Is it better to make 2 payments on credit card?
Strategic Credit Card Payments: Making Multiple Payments to Save on Interest
When managing your credit card debt, the frequency of payments you make can impact your overall interest costs. While some cardholders may opt to make only the minimum payment each month, a more effective strategy involves making multiple payments whenever possible.
Understanding Average Daily Balance
The average daily balance on your credit card is the average amount of debt you carry over a billing cycle. This balance is used to calculate the interest you owe on your purchases.

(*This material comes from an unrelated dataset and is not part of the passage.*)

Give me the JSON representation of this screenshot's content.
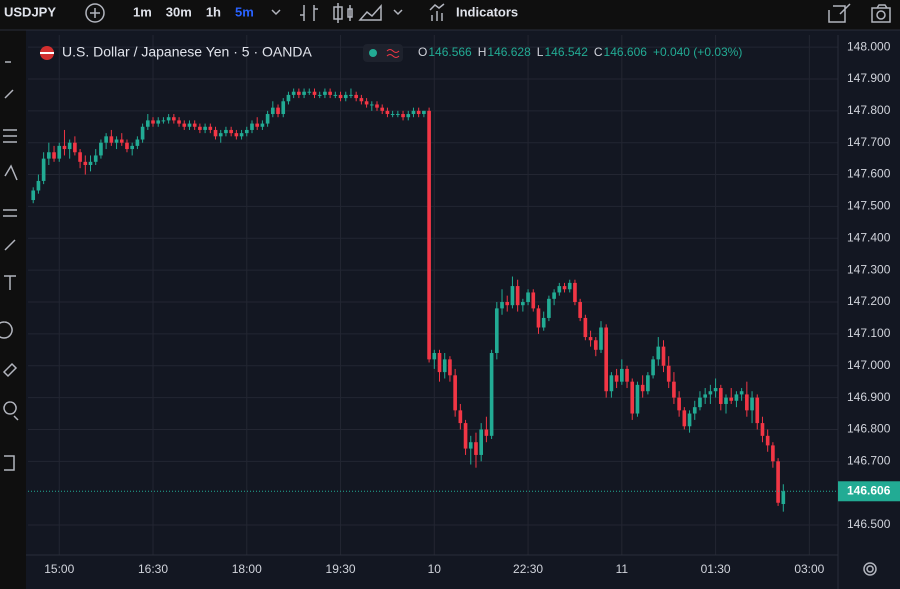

By making frequent payments, you can lower your average daily balance and reduce the amount of interest you pay.
How Frequent Payments Help
When you make multiple payments on your credit card, you essentially divide your total balance into smaller chunks. Each time you pay, the balance from those payments is subtracted from your average daily balance. As a result, your average daily balance over the billing cycle will be lower, which in turn reduces the interest you owe.
Benefits of Multiple Payments
Making strategic credit card payments offers several benefits:
- Lower interest charges: Frequent payments minimize the average daily balance, reducing the total amount of interest accrued.
- Faster debt repayment: Smaller, more frequent payments can help you pay off your debt faster than making only the minimum payment each month.
- Improved credit score: Regularly making payments on time and reducing your debt can positively impact your credit score.
Tips for Making Multiple Payments
To maximize the benefits of multiple payments, consider the following tips:
- Set up automatic payments: Automate payments from your checking account to ensure timely payments and avoid late fees.
- Make extra payments when possible: If you have extra funds available, make additional payments towards your balance.
- Use a balance transfer card: Consider transferring your balance to a credit card with a 0% introductory APR to save on interest during the promotional period.
Example
For example, let’s say your credit card balance is $1,000 and you have a 15% APR. If you make the minimum payment of $25 each month, it would take 68 months to pay off the debt and you would pay a total of $163 in interest.
In contrast, if you make two payments of $50 each month, your average daily balance would be lower, and you would pay off the debt in 48 months. With this strategy, you would save $43 in interest compared to making only the minimum payment.
Conclusion
Making multiple payments on your credit card is a strategic approach that can significantly reduce your interest costs, accelerate debt repayment, and improve your credit score. By dividing your payments into smaller chunks and reducing your average daily balance, you can effectively manage your credit card debt while saving money in the long run.